BellSouth takes stake in Qwest

BellSouth says it will acquire a 10 percent stake in Qwest in hopes that the strategic alliance will accelerate the companies' efforts to provide next-gen digital communications services.

4 min read
Regional phone company BellSouth said today that it would invest about $3.5 billion to acquire a 10 percent stake in No. 4 U.S. long distance phone carrier Qwest Communications in hopes that the strategic alliance will accelerate the companies' efforts to provide next-generation digital communications services.

As part of the agreement, BellSouth will invest about $3.5 billion at $94.50 a share of Qwest stock, representing a 15 percent premium on Friday's closing price of $82 per share.

Qwest will issue nearly 20.4 million new shares to BellSouth in exchange for approximately $1.93 billion in cash. Qwest's principal stockholder, Anschutz Company, will sell 16.65 million shares to BellSouth for about $1.57 billion. This will reduce Anschutz's ownership interest in Qwest to approximately 39 percent.

"This is a significant step in our objective of becoming the premier data communications provider to our customers," BellSouth chief executive Duane Ackerman said. "This relationship allows our customers to enjoy the range of benefits from a comprehensive set of Internet and broadband digital solutions.

"[The alliance] is pretty much directed toward the high-end of our market, meeting the needs of our large business customers and their data-product needs," added Ackerman during a telephone press conference. "[It will] not have a significant impact on the consumer."

BellSouth previously had been interested in a group that would buy Pointcast, to help form a high-bandwidth strategy. But, as reported, that deal never materialized.

Ackerman, however, said today there was no cause-and-effect relationship between the failed Pointcast talks and today's deal with Qwest.

Qwest and BellSouth will immediately begin coordinated marketing of services, with Qwest offering its portfolio of data networking, Internet, and voice services, while BellSouth will offer local networking services.

BellSouth is hoping that once the company is allowed in the long distance business, the companies will jointly develop and deliver end-to-end, high-speed data, image, and voice communications services to business customers, with a heavy emphasis on the fast-growing broadband and Internet-based data services.
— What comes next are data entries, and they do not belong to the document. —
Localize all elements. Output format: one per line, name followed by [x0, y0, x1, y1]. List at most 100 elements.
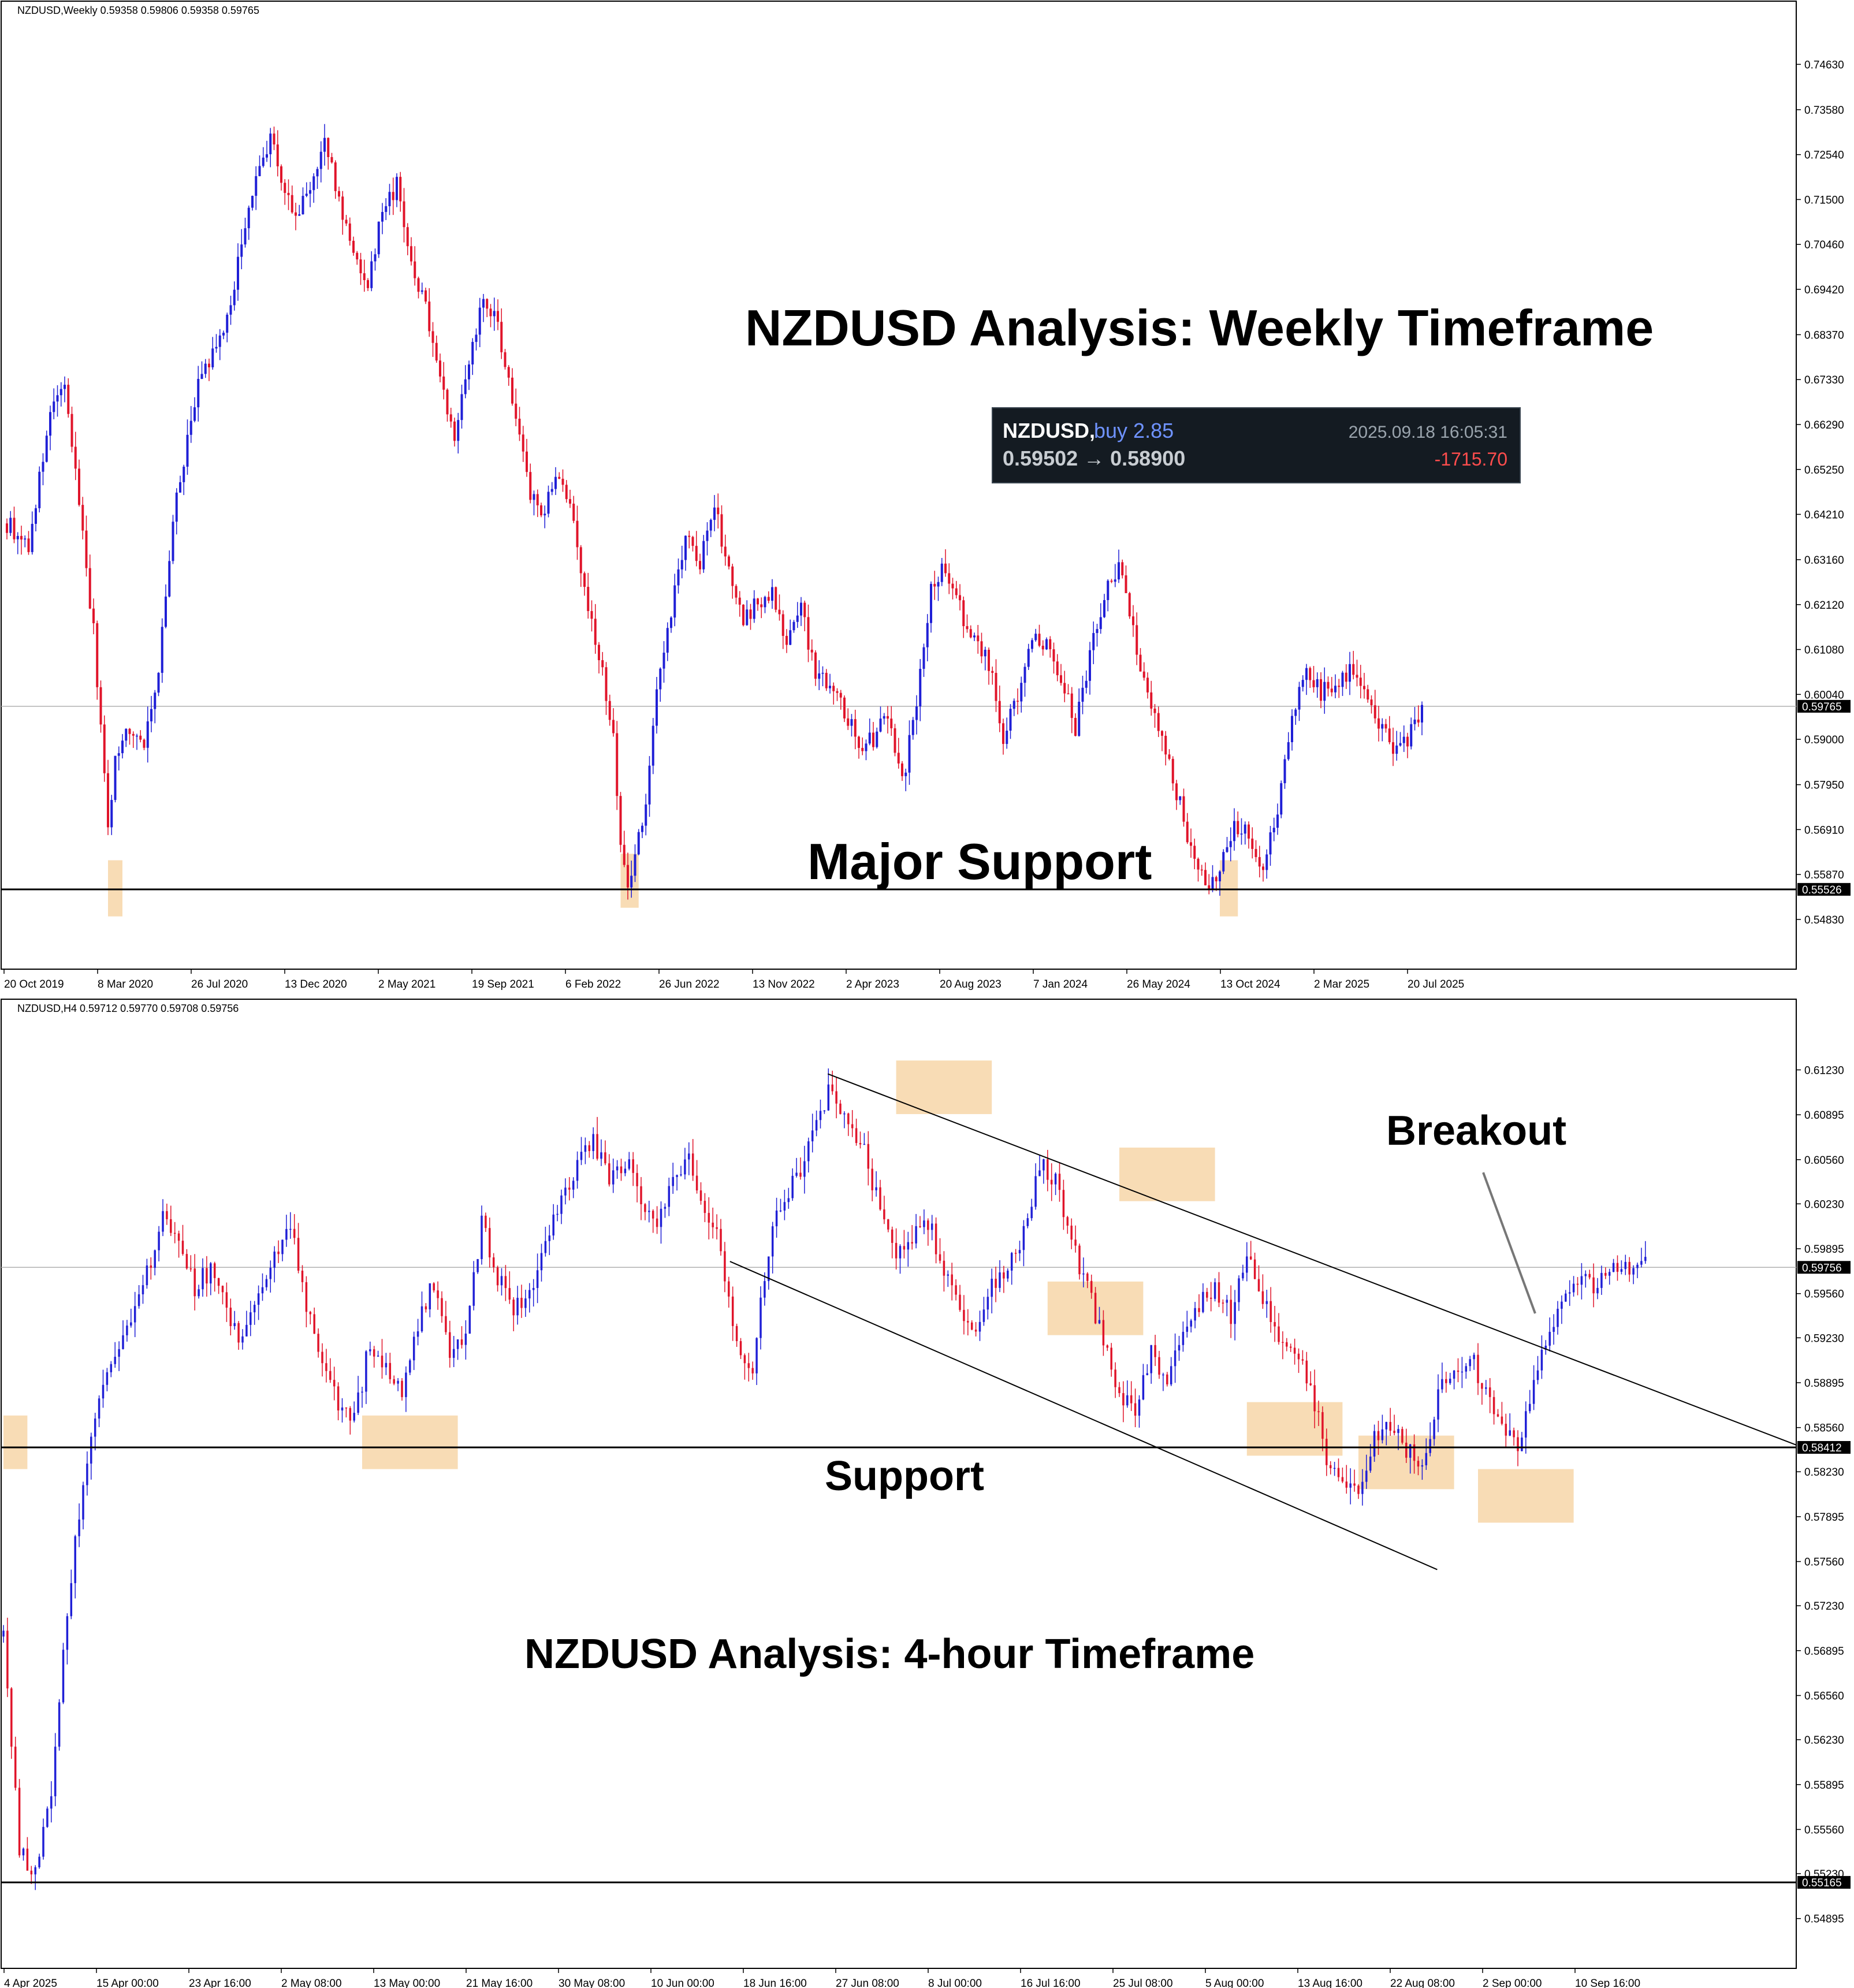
candle-body [38, 471, 41, 508]
candle-body [417, 278, 420, 292]
candle-body [348, 223, 351, 241]
candle-body [1193, 846, 1196, 859]
candle-body [1070, 693, 1073, 718]
candle-body [1532, 1380, 1535, 1404]
candle-body [764, 1281, 766, 1298]
candle-body [1392, 742, 1394, 754]
candle-body [984, 649, 986, 657]
candle-body [695, 1175, 698, 1191]
candle-body [99, 687, 102, 725]
candle-body [706, 530, 709, 541]
candle-body [1209, 1297, 1212, 1299]
candle-body [1114, 579, 1116, 582]
candle-body [258, 166, 261, 177]
candle-body [560, 1195, 563, 1214]
candle-body [204, 363, 207, 374]
candle-body [1413, 719, 1416, 724]
candle-body [915, 706, 918, 720]
candle-body [1258, 857, 1261, 867]
candle-body [1417, 1461, 1420, 1467]
candle-body [511, 377, 513, 404]
candle-body [217, 1278, 220, 1286]
candle-body [1062, 1190, 1065, 1218]
candle-body [955, 588, 958, 595]
candle-body [739, 1341, 742, 1356]
candle-body [10, 1688, 13, 1747]
y-tick-label: 0.56895 [1804, 1646, 1844, 1658]
current-price-tag: 0.59765 [1802, 701, 1842, 713]
candle-body [1058, 1174, 1061, 1190]
y-tick-label: 0.55560 [1804, 1824, 1844, 1836]
candle-body [414, 261, 416, 278]
candle-body [1215, 877, 1218, 881]
candle-body [1293, 1347, 1296, 1354]
candle-body [1043, 1159, 1045, 1171]
x-tick-label: 2 May 2021 [378, 978, 435, 991]
candle-body [1588, 1274, 1591, 1278]
candle-body [699, 1190, 702, 1201]
candle-body [301, 196, 304, 215]
candle-body [1580, 1276, 1583, 1285]
candle-body [746, 609, 749, 626]
candle-body [977, 635, 980, 642]
x-tick-label: 13 Dec 2020 [285, 978, 347, 991]
candle-body [1254, 848, 1257, 857]
candle-body [1265, 854, 1268, 870]
candle-body [890, 718, 893, 728]
candle-body [847, 1113, 850, 1125]
breakout-pointer [1482, 1172, 1536, 1314]
candle-body [107, 773, 109, 828]
candle-body [612, 720, 615, 734]
candle-body [489, 308, 492, 317]
candle-body [1334, 686, 1336, 693]
candle-body [995, 1278, 997, 1288]
candle-body [930, 583, 932, 623]
candle-body [951, 583, 954, 589]
candle-body [257, 1293, 260, 1305]
candle-body [785, 635, 788, 645]
candle-body [416, 1331, 419, 1337]
candle-body [760, 1297, 762, 1338]
candle-body [708, 1213, 710, 1223]
candle-body [6, 523, 8, 533]
candle-body [1094, 1293, 1097, 1324]
candle-body [600, 1152, 602, 1159]
candle-body [74, 446, 77, 469]
candle-body [381, 211, 384, 222]
candle-body [1352, 664, 1355, 675]
candle-body [1540, 1349, 1543, 1371]
candle-body [775, 1210, 778, 1227]
candle-body [1204, 870, 1207, 885]
candle-body [437, 1290, 439, 1298]
candle-body [564, 1187, 567, 1196]
candle-body [959, 595, 961, 601]
x-tick-label: 26 May 2024 [1127, 978, 1190, 991]
candle-body [1237, 821, 1239, 835]
highlight-zone [896, 1060, 992, 1114]
candle-body [1282, 1342, 1284, 1343]
candle-body [433, 1283, 435, 1291]
candle-body [1092, 633, 1095, 650]
candle-body [1485, 1387, 1487, 1389]
candle-body [908, 735, 911, 773]
candle-body [118, 1349, 120, 1357]
candle-body [753, 598, 755, 619]
candle-body [930, 1223, 933, 1230]
candle-body [713, 507, 716, 520]
candle-body [110, 1364, 113, 1372]
candle-body [393, 1379, 395, 1384]
candle-body [106, 1372, 109, 1385]
candle-body [576, 1160, 579, 1181]
x-tick-label: 10 Jun 00:00 [651, 1978, 714, 1988]
candle-body [543, 513, 546, 516]
candle-body [445, 1316, 447, 1332]
candle-body [392, 192, 394, 200]
candle-body [46, 1808, 49, 1827]
candle-body [1233, 821, 1235, 842]
candle-body [818, 673, 821, 679]
candle-body [1289, 1346, 1292, 1348]
candle-body [923, 1220, 925, 1227]
y-tick-label: 0.59895 [1804, 1244, 1844, 1256]
candle-body [161, 627, 163, 673]
candle-body [1413, 1444, 1416, 1461]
"The reality among us at BellSouth is that we realize that we need to partner up to get knowledge and skill sets in the longhaul, high-speed future digital world," said Bill Reddersen, group president for value added services at BellSouth. "And I think Qwest realizes that they need to partner up to get strength and knowledge of the local world."
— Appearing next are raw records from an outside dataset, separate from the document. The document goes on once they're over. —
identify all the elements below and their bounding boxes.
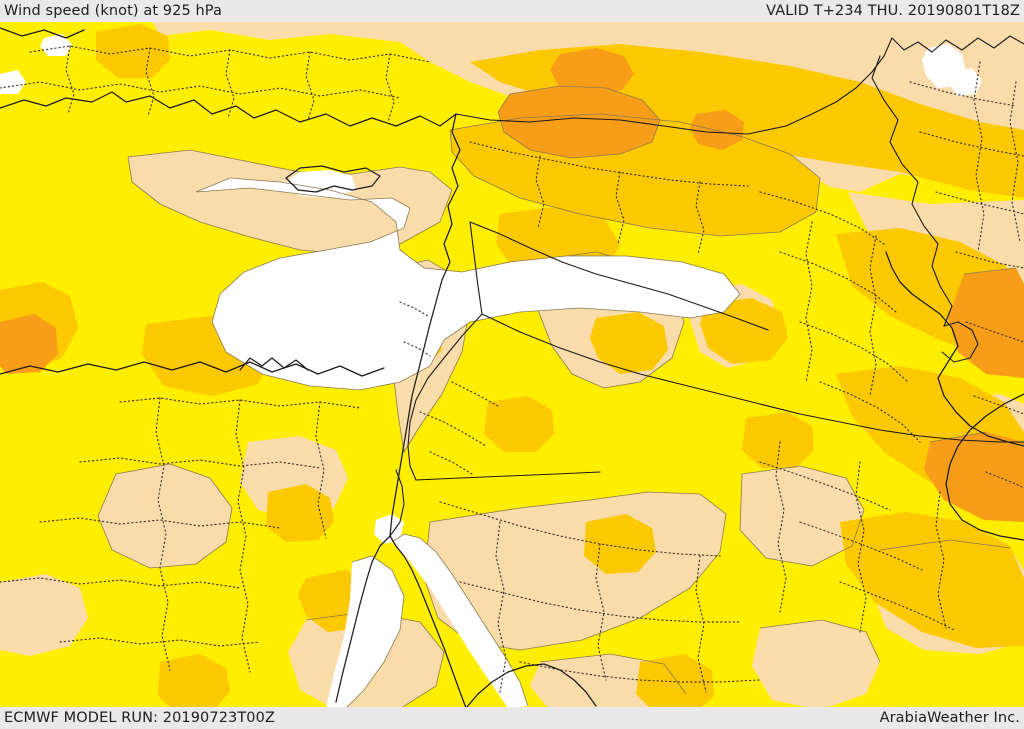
map-title: Wind speed (knot) at 925 hPa <box>4 3 222 19</box>
national-borders <box>389 35 1024 537</box>
contour-lines <box>97 85 1017 707</box>
valid-time-label: VALID T+234 THU. 20190801T18Z <box>766 3 1020 19</box>
footer-bar: ECMWF MODEL RUN: 20190723T00Z ArabiaWeat… <box>0 707 1024 729</box>
provider-credit: ArabiaWeather Inc. <box>879 710 1020 726</box>
coastlines <box>0 27 1024 707</box>
header-bar: Wind speed (knot) at 925 hPa VALID T+234… <box>0 0 1024 22</box>
map-canvas <box>0 22 1024 707</box>
model-run-label: ECMWF MODEL RUN: 20190723T00Z <box>4 710 275 726</box>
wind-speed-map <box>0 22 1024 707</box>
subnational-borders <box>0 45 1024 693</box>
BellSouth has challenged the constitutionality of the 1996 Telecommunications Act which restricts regional Bells' entry into the $70 billion long-distance market. The company has also challenged the Federal Communications Commission's refusal to let the company into the long-distance market. A federal appeals court rejected the company's challenge in December.

BellSouth is currently in a prerelief mode--a period of time before it has permission to enter the long-distance business. Whether BellSouth would have acquired a larger stake in Qwest if not hampered by regulatory restrictions is an open question.
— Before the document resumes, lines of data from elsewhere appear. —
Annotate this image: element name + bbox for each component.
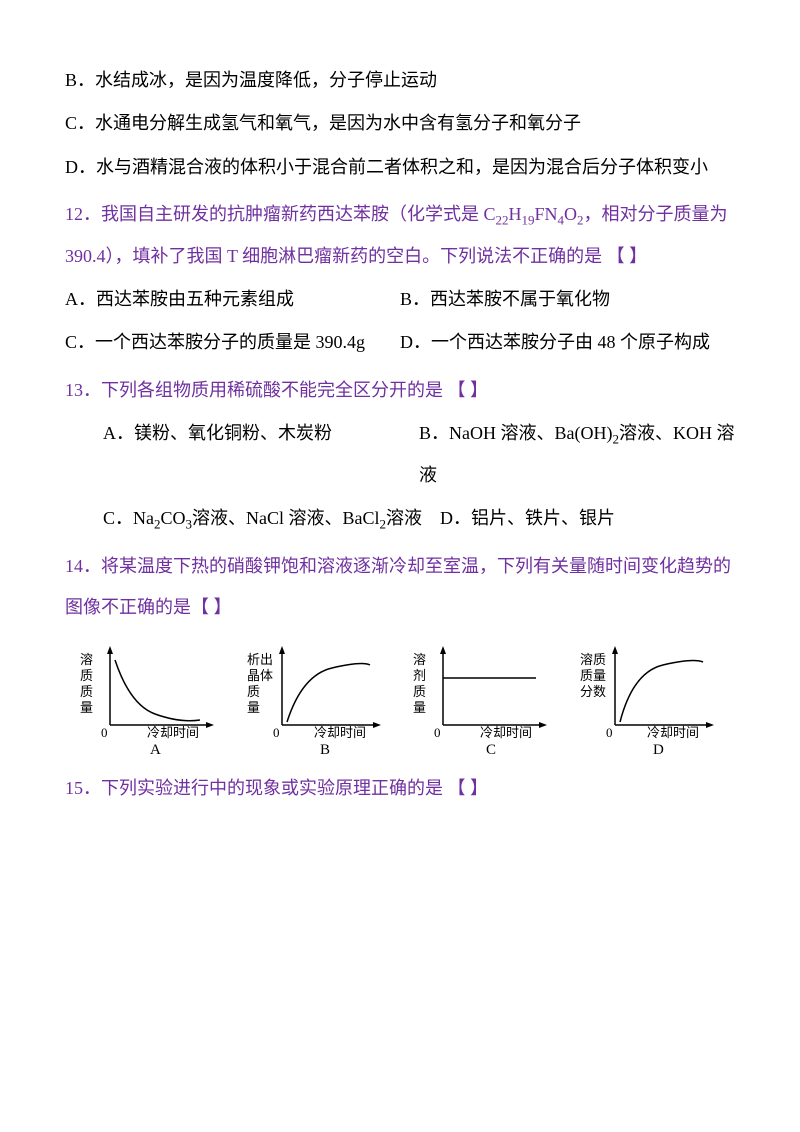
chart-b: 析出 晶体 质 量 0 冷却时间 B xyxy=(242,640,392,760)
chart-b-ylabel-3: 质 xyxy=(247,684,260,699)
option-d-prev: D．水与酒精混合液的体积小于混合前二者体积之和，是因为混合后分子体积变小 xyxy=(65,147,735,188)
chart-b-title: B xyxy=(320,742,330,758)
chart-a-ylabel-3: 质 xyxy=(80,684,93,699)
chart-b-ylabel-4: 量 xyxy=(247,700,260,715)
q12-text3: FN xyxy=(535,204,558,224)
chart-d-origin: 0 xyxy=(606,725,613,740)
option-c-prev: C．水通电分解生成氢气和氧气，是因为水中含有氢分子和氧分子 xyxy=(65,103,735,144)
q12-opt-a: A．西达苯胺由五种元素组成 xyxy=(65,279,400,320)
q12-opt-d: D．一个西达苯胺分子由 48 个原子构成 xyxy=(400,322,735,363)
chart-c-ylabel-1: 溶 xyxy=(413,652,426,667)
chart-c-title: C xyxy=(486,742,496,758)
q12-text2: H xyxy=(509,204,522,224)
q12-sub2: 19 xyxy=(522,213,535,228)
q13-c-text4: 溶液 xyxy=(386,508,422,528)
q13-options-row2: C．Na2CO3溶液、NaCl 溶液、BaCl2溶液 D．铝片、铁片、银片 xyxy=(65,498,735,539)
q13-c-text1: C．Na xyxy=(103,508,154,528)
chart-c-ylabel-2: 剂 xyxy=(413,668,426,683)
chart-b-xlabel: 冷却时间 xyxy=(314,725,366,740)
q12-text1: 12．我国自主研发的抗肿瘤新药西达苯胺（化学式是 C xyxy=(65,204,496,224)
chart-c-ylabel-4: 量 xyxy=(413,700,426,715)
chart-b-origin: 0 xyxy=(273,725,280,740)
chart-d: 溶质 质量 分数 0 冷却时间 D xyxy=(575,640,725,760)
chart-c: 溶 剂 质 量 0 冷却时间 C xyxy=(408,640,558,760)
chart-d-ylabel-2: 质量 xyxy=(580,668,606,683)
q12-opt-b: B．西达苯胺不属于氧化物 xyxy=(400,279,735,320)
chart-c-ylabel-3: 质 xyxy=(413,684,426,699)
q12-options-row2: C．一个西达苯胺分子的质量是 390.4g D．一个西达苯胺分子由 48 个原子… xyxy=(65,322,735,363)
chart-a-title: A xyxy=(150,742,161,758)
q12-opt-c: C．一个西达苯胺分子的质量是 390.4g xyxy=(65,322,400,363)
chart-a-origin: 0 xyxy=(101,725,108,740)
chart-c-origin: 0 xyxy=(434,725,441,740)
q13-b-text1: B．NaOH 溶液、Ba(OH) xyxy=(419,423,612,443)
question-14: 14．将某温度下热的硝酸钾饱和溶液逐渐冷却至室温，下列有关量随时间变化趋势的图像… xyxy=(65,546,735,629)
chart-d-title: D xyxy=(653,742,664,758)
q12-options-row1: A．西达苯胺由五种元素组成 B．西达苯胺不属于氧化物 xyxy=(65,279,735,320)
chart-a-ylabel-1: 溶 xyxy=(80,652,93,667)
chart-d-xlabel: 冷却时间 xyxy=(647,725,699,740)
question-13: 13．下列各组物质用稀硫酸不能完全区分开的是 【 】 xyxy=(65,370,735,411)
chart-d-ylabel-1: 溶质 xyxy=(580,652,606,667)
q13-opt-a: A．镁粉、氧化铜粉、木炭粉 xyxy=(65,413,419,494)
q13-options-row1: A．镁粉、氧化铜粉、木炭粉 B．NaOH 溶液、Ba(OH)2溶液、KOH 溶液 xyxy=(65,413,735,496)
chart-c-xlabel: 冷却时间 xyxy=(480,725,532,740)
charts-container: 溶 质 质 量 0 冷却时间 A 析出 晶体 质 量 0 冷却时间 B xyxy=(65,640,735,760)
question-12: 12．我国自主研发的抗肿瘤新药西达苯胺（化学式是 C22H19FN4O2，相对分… xyxy=(65,194,735,277)
option-b-prev: B．水结成冰，是因为温度降低，分子停止运动 xyxy=(65,60,735,101)
chart-a-ylabel-4: 量 xyxy=(80,700,93,715)
q12-text4: O xyxy=(564,204,577,224)
chart-d-ylabel-3: 分数 xyxy=(580,684,606,699)
chart-a-ylabel-2: 质 xyxy=(80,668,93,683)
question-15: 15．下列实验进行中的现象或实验原理正确的是 【 】 xyxy=(65,768,735,809)
q13-c-text3: 溶液、NaCl 溶液、BaCl xyxy=(192,508,380,528)
q13-opt-d: D．铝片、铁片、银片 xyxy=(440,508,615,528)
q13-opt-b: B．NaOH 溶液、Ba(OH)2溶液、KOH 溶液 xyxy=(419,413,735,496)
q13-c-text2: CO xyxy=(161,508,186,528)
chart-a: 溶 质 质 量 0 冷却时间 A xyxy=(75,640,225,760)
q12-sub1: 22 xyxy=(496,213,509,228)
chart-b-ylabel-2: 晶体 xyxy=(247,668,273,683)
chart-a-xlabel: 冷却时间 xyxy=(147,725,199,740)
chart-b-ylabel-1: 析出 xyxy=(247,652,273,667)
"Just as a matter of fact, we could not have moved beyond a 10 percent [equity stake] anyway," said Ackerman. "Having said that, our basic philosophy all along has been to create or search for alliances that would enable us to address the needs of our customers, enable us to grow and add value without owning all the assets."

The companies also pointed out that after BellSouth receives approval to offer long-distance data and voice services, the agreement will enable both of them to use each other's assets to develop infrastructure and distribution capabilities in their respective markets across the globe.

BellSouth has extensive operations throughout Latin America as well as a significant presence in Europe. Qwest has a stronger presence in Europe and is beginning to move into the Asia/Pacific and Latin American regions.

Today's deal comes in the wake of failed negotiations between PointCast and a consortium of local phone companies, including BellSouth, to create a high-speed Internet access venture dubbed "Project Newnet."

The plans for a consumer-focused, high-speed Net service that linked PointCast's content and push technology with telcos' high-speed DSL networks was the telco's answer to @Home's cable service.

The relationship announced today will also use the strategic alliances each has with key Internet and technology companies including Microsoft, Cisco Systems, and Lotus, to the customers' advantage.

"Given the rapid change occurring in the communications industry today, there is no doubt that together we have the potential to be an even more significant driving force," said Ackerman.

The equity aspect of the transaction is subject to Hart-Scott-Rodino review and the deal is expected to close by the end of May. The companies don't expect any hurdles in the approval process.

"We have carefully structured the alliance to try to address the rules and spirit of the Telecommunications Act, and the period of time before we get long-distance relief as well as after that relief is granted," said Ackerman.

Shares of both companies reacted positively to the news of the alliance. BellSouth stock edged 2.43 percent or one point higher to 42.19. Shares of Qwest jumped 3.81 percent or 3.13 points to 85.13 in early trading.